Seuls ceux qui auront été pris en charge en soins palliatifs ou qui auront, en toute connaissance de cause, refusé d'en bénéficier pourront véritablement décider s'ils souhaitent une assistance médicalisée pour mourir. Il n'y a aucune opposition entre assistance médicalisée pour mourir et soins palliatifs. J'ai l'intime conviction que ces mesures sont complémentaires. Le texte des propositions de loi n'entrave en rien la loi Leonetti et prévoit même la mise en oeuvre de l'accès à ces soins. Les amendements que je vous proposerai renforceront encore cette complémentarité.

Les auteurs des propositions de loi sont pleinement conscients que la demande d'avancer le moment de sa mort n'est pas une décision anodine et qu'elle doit être non seulement libre et éclairée mais aussi réfléchie et réitérée. A tout moment la volonté de vivre doit primer sur celle de mourir, et les propositions de loi proposent des garanties en ce sens.

Les structures de ces trois textes sont similaires : elles abordent d'abord la question des personnes susceptibles de demander une aide médicalisée pour mourir, organisent ensuite la procédure de mise en oeuvre de cette aide pour les personnes conscientes, puis prévoient les mesures applicables pour les personnes devenues incapables d'exprimer leur volonté ; enfin, elles présentent celles relatives au contrôle des décès par assistance médicalisée.

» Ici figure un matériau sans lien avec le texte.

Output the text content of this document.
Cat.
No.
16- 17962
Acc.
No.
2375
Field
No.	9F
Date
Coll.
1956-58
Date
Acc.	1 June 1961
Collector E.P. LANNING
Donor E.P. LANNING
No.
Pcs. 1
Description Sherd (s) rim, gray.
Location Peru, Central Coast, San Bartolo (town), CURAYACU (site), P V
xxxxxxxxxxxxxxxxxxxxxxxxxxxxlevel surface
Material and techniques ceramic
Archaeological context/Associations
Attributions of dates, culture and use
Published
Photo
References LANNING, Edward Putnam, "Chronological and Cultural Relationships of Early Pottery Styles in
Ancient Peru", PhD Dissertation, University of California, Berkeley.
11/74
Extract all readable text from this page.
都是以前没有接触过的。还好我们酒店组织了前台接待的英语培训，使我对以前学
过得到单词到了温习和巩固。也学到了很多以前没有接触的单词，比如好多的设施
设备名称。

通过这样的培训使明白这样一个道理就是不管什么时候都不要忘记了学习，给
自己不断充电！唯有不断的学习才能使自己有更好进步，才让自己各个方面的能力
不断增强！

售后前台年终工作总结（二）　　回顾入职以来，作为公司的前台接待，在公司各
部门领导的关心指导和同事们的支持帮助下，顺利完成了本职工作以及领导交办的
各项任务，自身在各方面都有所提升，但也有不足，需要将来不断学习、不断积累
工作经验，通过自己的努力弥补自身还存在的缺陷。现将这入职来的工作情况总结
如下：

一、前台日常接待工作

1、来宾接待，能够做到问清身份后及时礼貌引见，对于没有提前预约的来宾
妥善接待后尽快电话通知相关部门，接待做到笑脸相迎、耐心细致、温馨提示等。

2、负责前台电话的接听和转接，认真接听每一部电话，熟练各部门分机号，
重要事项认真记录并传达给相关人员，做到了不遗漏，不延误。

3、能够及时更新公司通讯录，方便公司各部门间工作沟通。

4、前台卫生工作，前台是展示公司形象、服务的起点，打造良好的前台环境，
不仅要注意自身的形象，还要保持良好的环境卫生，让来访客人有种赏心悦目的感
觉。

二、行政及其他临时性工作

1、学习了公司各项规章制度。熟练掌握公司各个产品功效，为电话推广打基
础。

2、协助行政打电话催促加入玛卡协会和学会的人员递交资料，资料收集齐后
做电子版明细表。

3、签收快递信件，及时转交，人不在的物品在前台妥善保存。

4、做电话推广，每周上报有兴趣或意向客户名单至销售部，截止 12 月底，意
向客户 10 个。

Pour autant, les trois propositions de loi ne sont pas identiques. J'ai donc tenté une synthèse des trois textes en privilégiant toujours les dispositions les plus protectrices pour les personnes et celles qui garantissent leur droit de changer d'avis. Je vous propose que nous en discutions au travers de mes amendements qui, s'ils sont acceptés, aboutiront à un texte entièrement nouveau, qui sera celui de notre commission.

Je souhaite conclure cet exposé liminaire en réaffirmant que la position que je vous suggère d'adopter n'a rien de partisan ou d'idéologique. Naturellement, elle reflète mes convictions propres ainsi que celles des auteurs des autres propositions de loi. Mais avant tout, mon objectif, en tant que rapporteur, a été de vous présenter le texte techniquement le plus apte à garantir le droit des personnes, y compris celui de mourir comme elles le souhaitent.